In a 2003 one-off case, an EU national tried to prosecute two ladyboys who, he claimed, had tried to rape him after luring him back to a shady flat in a disreputable neighborhood. He also claimed that a third ladyboy had been hidden under the bed and stole 3,000 baht from his wallet whilst he was otherwise engaged above. Police became suspicious after learning that he had met the transvestites in a bar specializing in encounters of the third kind. But another witness also came forward to say the foreigner had voluntarily given her the 3,000 baht earlier in the evening to complete surgery on her second breast. In a complex set of court hearings, the guy ended up being deported after medical evidence showed he had struck one contact in the face after her wig fell off.

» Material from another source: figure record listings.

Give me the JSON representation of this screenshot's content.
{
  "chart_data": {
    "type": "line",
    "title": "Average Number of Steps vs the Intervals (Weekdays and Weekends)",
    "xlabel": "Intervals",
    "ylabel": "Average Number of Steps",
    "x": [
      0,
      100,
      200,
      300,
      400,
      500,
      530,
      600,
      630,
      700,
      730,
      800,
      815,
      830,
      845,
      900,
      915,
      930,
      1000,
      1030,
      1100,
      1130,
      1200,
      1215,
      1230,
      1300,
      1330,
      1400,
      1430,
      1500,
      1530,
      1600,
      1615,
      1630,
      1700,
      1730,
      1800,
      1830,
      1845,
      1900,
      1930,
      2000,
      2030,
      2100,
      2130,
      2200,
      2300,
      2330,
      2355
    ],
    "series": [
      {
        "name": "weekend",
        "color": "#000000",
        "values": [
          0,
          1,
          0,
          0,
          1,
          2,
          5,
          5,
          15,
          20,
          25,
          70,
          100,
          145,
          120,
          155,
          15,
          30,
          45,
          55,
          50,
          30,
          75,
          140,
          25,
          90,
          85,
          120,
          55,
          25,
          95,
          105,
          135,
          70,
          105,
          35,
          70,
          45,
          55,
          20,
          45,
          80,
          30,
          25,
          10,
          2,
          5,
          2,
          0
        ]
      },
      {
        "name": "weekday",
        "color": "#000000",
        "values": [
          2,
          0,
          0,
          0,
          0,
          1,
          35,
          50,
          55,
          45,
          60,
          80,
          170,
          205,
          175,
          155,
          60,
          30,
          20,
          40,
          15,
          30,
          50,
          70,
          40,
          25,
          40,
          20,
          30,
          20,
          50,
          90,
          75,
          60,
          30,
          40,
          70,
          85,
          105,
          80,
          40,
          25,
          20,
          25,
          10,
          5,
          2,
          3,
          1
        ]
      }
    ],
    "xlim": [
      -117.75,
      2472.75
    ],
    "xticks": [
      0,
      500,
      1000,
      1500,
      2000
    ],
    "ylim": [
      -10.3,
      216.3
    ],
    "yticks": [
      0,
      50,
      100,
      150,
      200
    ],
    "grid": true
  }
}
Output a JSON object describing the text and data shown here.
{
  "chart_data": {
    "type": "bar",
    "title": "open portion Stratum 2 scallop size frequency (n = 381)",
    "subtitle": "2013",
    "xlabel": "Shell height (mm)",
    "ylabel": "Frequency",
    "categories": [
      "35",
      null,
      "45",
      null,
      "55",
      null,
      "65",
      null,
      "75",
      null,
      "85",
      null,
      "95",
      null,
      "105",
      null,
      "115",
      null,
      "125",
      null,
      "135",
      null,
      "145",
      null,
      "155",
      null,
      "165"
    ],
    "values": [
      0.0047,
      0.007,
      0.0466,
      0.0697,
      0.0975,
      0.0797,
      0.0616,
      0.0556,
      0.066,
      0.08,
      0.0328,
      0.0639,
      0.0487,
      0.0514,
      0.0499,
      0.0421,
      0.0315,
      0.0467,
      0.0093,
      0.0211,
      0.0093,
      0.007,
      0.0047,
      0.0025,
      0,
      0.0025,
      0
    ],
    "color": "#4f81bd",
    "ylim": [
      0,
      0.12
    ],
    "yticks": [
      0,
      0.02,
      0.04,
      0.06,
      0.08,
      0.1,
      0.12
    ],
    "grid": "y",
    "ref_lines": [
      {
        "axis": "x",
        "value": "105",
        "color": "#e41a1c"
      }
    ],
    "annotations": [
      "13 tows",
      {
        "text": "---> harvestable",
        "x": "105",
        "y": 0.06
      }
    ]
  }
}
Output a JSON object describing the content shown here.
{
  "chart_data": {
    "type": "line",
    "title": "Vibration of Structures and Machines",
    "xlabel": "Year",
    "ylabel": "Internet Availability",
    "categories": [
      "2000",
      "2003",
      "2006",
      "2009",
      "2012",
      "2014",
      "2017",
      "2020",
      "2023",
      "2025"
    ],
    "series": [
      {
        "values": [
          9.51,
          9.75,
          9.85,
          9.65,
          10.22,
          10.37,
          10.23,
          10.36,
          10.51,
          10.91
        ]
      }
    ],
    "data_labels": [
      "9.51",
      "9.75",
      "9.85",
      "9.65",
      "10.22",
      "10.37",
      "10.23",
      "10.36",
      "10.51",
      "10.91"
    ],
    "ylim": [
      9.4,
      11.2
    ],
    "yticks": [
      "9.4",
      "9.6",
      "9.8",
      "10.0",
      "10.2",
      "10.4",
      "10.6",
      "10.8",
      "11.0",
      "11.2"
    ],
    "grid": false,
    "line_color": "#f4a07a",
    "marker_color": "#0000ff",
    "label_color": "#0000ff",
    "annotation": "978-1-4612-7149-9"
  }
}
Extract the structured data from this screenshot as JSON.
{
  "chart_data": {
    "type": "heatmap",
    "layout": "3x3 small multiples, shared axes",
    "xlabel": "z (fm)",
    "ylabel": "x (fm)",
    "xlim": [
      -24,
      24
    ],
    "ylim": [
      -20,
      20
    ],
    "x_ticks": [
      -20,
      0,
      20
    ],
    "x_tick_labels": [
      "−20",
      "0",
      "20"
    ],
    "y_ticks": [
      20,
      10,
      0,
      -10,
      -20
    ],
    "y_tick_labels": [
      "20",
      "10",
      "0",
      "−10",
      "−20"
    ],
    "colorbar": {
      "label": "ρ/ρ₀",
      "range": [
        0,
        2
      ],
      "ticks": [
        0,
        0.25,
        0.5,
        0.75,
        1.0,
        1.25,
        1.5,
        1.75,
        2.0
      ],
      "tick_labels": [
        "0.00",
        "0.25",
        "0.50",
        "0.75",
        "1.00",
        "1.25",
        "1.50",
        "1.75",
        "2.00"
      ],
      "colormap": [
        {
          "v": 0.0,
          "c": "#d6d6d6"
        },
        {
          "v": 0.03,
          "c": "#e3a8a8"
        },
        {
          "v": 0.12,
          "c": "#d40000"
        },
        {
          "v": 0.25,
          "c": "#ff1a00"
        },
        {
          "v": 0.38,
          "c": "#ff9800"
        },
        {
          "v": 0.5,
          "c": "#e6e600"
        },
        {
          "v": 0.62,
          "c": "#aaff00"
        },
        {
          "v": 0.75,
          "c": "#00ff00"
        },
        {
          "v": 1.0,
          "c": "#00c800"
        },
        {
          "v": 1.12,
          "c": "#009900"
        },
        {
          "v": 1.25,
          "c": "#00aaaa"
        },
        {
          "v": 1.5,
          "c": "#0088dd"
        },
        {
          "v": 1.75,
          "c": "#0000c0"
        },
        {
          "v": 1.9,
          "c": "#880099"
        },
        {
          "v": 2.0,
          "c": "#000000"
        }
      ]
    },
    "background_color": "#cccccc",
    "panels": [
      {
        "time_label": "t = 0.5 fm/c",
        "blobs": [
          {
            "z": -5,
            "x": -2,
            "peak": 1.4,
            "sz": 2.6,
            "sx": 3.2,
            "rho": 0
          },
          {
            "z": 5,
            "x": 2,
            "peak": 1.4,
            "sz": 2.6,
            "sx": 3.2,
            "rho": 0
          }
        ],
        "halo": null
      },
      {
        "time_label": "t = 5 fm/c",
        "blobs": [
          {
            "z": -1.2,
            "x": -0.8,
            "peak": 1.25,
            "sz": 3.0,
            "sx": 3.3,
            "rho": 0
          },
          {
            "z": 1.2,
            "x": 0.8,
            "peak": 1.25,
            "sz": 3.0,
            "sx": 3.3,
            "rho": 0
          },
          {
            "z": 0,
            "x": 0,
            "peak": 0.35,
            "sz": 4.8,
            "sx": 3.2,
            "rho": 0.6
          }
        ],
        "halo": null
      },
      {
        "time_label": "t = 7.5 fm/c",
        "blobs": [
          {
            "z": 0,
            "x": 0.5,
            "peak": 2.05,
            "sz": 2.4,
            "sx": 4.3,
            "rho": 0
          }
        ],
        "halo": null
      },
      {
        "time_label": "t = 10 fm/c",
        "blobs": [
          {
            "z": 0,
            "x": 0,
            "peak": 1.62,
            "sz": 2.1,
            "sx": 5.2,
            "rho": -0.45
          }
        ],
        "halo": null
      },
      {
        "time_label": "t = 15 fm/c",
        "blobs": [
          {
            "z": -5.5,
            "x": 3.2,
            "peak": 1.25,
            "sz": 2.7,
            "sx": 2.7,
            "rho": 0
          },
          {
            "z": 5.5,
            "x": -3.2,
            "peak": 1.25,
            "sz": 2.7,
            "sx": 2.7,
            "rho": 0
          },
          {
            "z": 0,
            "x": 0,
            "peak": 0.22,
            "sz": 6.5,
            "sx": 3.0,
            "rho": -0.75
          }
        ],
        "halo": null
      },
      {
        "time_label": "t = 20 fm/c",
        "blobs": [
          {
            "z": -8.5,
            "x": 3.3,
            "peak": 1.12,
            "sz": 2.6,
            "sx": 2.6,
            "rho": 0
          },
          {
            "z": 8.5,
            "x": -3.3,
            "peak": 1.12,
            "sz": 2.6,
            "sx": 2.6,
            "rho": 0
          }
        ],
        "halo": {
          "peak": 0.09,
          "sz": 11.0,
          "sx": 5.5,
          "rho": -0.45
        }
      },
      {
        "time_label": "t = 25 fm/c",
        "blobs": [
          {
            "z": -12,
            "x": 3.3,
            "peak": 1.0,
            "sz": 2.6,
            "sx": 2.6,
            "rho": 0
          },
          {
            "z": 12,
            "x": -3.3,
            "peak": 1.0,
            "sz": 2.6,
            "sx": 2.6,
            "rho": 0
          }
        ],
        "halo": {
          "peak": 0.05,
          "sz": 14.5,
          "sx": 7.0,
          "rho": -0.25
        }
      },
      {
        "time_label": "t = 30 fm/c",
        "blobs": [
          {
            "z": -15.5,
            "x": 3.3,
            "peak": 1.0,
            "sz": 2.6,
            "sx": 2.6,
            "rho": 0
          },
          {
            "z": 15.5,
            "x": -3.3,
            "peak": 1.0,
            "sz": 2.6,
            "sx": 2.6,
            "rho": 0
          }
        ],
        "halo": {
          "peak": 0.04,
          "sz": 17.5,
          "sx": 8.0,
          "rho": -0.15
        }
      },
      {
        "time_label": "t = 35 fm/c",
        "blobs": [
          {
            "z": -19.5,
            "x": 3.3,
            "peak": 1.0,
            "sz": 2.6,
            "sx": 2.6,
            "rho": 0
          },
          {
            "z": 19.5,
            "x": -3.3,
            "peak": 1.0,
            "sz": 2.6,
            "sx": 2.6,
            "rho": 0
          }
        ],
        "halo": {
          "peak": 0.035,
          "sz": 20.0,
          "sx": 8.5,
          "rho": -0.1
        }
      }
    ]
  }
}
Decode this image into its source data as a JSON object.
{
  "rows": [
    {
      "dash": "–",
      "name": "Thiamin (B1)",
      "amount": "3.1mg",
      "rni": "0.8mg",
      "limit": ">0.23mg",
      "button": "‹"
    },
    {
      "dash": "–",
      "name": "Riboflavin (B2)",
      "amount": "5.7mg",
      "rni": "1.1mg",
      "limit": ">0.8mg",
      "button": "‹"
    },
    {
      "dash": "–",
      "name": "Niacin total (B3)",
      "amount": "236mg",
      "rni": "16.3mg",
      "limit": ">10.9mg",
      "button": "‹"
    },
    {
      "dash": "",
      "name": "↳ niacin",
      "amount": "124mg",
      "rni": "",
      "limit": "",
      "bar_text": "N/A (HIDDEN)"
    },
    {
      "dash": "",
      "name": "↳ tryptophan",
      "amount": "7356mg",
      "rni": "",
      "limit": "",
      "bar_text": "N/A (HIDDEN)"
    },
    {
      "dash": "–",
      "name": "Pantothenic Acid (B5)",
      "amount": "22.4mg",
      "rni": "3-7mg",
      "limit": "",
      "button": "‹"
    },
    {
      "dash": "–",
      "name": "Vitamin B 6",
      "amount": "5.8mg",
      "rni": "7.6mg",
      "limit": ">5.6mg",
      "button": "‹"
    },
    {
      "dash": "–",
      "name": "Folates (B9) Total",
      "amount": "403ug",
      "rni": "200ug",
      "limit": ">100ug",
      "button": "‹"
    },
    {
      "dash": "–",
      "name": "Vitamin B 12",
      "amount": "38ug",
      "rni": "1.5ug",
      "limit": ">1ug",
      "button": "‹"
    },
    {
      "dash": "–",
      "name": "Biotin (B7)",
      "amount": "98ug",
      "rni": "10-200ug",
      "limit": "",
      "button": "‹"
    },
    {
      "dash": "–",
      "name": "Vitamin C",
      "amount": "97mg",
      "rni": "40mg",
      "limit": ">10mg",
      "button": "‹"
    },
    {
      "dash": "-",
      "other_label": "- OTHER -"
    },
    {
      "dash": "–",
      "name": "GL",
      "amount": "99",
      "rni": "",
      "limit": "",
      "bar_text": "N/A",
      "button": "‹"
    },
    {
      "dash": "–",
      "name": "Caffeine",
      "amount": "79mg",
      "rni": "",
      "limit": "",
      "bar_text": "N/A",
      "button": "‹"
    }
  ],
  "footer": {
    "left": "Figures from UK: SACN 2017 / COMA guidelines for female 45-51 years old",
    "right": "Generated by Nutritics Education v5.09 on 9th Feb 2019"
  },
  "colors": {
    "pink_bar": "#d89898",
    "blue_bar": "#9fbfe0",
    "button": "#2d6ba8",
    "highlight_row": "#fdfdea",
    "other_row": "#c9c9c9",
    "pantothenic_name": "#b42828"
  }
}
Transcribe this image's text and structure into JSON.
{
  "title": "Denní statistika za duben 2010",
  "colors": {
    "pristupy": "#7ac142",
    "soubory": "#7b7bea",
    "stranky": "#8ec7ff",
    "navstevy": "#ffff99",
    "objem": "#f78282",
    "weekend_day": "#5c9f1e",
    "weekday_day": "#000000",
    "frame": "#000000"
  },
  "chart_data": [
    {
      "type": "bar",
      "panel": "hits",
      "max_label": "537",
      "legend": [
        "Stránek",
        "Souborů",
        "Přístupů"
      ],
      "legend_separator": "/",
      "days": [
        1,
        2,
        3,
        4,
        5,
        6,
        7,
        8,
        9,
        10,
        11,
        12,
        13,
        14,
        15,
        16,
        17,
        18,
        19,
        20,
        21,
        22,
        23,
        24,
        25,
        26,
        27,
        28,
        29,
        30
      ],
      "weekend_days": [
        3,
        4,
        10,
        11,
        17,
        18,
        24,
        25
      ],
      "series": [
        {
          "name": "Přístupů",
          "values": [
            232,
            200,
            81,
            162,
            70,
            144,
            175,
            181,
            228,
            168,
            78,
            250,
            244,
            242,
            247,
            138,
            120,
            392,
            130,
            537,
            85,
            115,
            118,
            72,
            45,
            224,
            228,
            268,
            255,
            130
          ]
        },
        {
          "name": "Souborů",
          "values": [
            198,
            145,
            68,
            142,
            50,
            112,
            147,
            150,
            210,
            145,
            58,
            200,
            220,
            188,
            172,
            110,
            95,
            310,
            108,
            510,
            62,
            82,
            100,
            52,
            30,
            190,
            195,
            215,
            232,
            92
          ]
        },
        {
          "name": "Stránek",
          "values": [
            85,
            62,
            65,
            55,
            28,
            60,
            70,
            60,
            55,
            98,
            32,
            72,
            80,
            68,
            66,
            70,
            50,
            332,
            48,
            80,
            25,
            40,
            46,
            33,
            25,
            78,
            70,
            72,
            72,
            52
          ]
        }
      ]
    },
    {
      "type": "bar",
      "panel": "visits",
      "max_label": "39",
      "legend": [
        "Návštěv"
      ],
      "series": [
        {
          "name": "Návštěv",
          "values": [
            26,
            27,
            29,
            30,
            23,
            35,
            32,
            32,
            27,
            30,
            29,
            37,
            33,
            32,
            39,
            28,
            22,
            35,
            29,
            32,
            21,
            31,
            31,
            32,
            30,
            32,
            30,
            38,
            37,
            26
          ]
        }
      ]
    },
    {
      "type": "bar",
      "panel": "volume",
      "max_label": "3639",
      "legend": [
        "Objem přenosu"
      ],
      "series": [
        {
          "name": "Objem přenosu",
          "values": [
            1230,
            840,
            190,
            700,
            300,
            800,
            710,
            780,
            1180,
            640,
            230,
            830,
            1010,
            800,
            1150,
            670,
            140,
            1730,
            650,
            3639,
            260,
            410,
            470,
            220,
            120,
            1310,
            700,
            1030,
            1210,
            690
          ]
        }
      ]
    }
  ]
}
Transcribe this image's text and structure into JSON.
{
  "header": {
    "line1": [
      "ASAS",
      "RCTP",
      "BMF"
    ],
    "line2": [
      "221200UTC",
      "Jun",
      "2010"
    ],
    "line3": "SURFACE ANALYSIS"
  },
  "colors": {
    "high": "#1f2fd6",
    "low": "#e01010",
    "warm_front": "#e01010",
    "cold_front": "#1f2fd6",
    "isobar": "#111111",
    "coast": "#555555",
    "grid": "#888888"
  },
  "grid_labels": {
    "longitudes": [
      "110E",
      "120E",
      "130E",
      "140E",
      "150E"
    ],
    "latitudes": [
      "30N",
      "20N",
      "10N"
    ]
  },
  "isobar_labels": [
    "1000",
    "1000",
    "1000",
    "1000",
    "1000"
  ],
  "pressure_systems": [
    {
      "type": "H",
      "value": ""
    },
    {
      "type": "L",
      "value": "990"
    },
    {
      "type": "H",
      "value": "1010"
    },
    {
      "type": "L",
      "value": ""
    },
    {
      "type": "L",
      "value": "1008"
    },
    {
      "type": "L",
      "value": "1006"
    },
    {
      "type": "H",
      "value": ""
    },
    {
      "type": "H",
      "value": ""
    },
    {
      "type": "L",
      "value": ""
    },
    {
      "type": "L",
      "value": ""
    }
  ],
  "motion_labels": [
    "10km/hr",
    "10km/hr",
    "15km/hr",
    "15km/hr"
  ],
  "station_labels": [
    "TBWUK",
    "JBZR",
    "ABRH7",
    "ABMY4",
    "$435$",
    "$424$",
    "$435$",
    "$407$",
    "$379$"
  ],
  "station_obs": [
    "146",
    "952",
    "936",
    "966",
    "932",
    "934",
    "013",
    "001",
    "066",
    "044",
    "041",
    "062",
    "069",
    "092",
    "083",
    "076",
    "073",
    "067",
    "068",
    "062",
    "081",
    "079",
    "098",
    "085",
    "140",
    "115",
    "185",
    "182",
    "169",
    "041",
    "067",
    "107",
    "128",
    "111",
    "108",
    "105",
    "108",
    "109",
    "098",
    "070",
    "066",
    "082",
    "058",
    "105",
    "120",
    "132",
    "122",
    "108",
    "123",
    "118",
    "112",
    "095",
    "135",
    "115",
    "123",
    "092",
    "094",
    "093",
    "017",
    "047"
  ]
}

In the last 20 years, Pattaya authorities have worked hard to clean up the city’s traditional anything-goes attitude. Sex shows have disappeared from view and bars offering underage activity have been closed. Technology police scan social media on the internet for signs of either activity. The city has diversified as whole streets have been bulldozed to make way for top-grade condominiums, plush hotels and family entertainment. Public sex offenders, who are actually newsworthy by reason of their scarcity, are less likely to be indulged. The most common saying in the city these days is, “Pattaya has changed”. Somebody should write a book.